Published online by Cambridge University Press: 26 October 2017
Many modern scholars have argued that the consulship was not created at the foundation of the Republic as Roman tradition maintained, and that the government of the early Republic went through several stages of development before it reached the familiar ‘classical constitution.’ Building on this work, this article considers what the early civilian government of Rome may have looked like. It is argued that the Romans did not create an entirely new government (based on consuls) following the removal of the monarchy, but instead made use of existing sources of power and authority: rich land-owning clans dominated military activity outside the city, while priests, the curiae, and minor officials exercised responsibilities of civilian governance in Rome. The plebeian tribunate was probably the first significant office to be created in the Republic, and the unusual nature of its power (sacrosanctity) and the absence of any other chief magistracy enabled the tribunes to acquire a broad range of prerogatives. A series of reforms eventually led to the development of the familiar ‘classical constitution’, and the consulship and praetorship became the most prestigious and desired magistracies (and—outside the city—the most powerful), but the tribunes long retained the broadest prerogatives for civilian governance inside the city.

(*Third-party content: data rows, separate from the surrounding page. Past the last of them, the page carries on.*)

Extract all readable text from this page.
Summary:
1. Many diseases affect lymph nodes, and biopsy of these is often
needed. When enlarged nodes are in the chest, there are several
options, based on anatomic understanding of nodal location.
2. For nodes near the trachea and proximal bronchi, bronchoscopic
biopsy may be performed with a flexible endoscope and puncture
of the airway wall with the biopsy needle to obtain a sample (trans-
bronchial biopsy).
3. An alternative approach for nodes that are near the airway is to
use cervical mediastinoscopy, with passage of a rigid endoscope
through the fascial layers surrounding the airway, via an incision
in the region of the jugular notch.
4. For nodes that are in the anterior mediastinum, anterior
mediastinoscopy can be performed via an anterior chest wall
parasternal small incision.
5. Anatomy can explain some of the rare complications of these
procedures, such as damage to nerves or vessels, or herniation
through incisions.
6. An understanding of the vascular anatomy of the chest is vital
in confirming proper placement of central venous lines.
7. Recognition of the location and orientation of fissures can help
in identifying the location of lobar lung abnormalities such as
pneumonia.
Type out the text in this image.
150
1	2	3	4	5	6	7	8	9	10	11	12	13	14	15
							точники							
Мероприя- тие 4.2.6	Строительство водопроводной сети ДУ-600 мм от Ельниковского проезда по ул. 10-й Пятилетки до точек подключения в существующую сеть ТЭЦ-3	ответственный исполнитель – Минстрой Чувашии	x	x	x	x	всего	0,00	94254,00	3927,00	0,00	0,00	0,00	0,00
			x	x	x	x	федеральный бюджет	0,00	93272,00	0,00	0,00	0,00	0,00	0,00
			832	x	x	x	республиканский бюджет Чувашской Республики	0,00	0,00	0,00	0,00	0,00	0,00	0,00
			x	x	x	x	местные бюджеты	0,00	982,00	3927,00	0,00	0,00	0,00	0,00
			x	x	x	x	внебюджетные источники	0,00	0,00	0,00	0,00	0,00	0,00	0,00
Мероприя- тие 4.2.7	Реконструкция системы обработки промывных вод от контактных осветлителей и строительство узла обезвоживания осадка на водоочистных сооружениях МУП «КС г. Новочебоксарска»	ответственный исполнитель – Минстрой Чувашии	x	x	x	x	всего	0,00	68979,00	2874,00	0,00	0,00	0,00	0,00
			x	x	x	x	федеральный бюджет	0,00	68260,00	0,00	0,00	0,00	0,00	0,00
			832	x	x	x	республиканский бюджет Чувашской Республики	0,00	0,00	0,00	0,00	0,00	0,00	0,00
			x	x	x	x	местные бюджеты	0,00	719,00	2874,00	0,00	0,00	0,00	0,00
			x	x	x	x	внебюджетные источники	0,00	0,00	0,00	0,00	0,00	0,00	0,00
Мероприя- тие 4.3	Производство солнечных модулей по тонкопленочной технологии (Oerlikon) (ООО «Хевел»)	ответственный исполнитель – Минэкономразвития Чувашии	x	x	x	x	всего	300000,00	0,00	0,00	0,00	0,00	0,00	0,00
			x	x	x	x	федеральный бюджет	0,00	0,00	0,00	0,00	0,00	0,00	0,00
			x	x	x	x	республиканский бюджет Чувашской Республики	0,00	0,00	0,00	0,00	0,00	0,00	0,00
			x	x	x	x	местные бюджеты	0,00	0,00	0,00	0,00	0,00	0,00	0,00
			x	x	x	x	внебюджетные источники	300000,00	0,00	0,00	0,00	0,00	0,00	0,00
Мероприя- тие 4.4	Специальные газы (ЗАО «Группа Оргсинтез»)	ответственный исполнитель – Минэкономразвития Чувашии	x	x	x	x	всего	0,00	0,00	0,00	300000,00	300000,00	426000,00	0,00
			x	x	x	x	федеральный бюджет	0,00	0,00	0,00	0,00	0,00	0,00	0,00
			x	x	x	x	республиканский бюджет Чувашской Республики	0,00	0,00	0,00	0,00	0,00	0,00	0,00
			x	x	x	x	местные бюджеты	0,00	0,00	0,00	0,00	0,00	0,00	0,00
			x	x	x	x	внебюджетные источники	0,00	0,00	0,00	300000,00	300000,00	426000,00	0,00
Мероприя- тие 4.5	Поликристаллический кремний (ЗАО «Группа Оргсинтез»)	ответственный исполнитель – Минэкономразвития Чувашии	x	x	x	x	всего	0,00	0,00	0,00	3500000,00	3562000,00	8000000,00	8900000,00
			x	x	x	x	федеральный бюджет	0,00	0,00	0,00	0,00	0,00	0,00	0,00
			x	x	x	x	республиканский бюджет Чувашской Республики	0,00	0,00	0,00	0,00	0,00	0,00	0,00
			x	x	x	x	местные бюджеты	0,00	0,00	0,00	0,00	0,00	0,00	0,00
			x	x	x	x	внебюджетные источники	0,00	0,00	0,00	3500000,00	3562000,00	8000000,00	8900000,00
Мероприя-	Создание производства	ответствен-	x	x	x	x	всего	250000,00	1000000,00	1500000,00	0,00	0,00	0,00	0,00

This paper was originally delivered at the conference ‘Politics and Power in the Early Roman Republic 509-264 BC,’ at the University of Auckland, 26-27 January 2016. I would like to thank the organisers of that event, Jeremy Armstrong and James Richardson, and the other participants in the conference, for their comments and criticisms of my paper. I am also grateful to Elizabeth A. Meyer, to J. E. Lendon, and to the anonymous reader of Antichthon for their very helpful suggestions.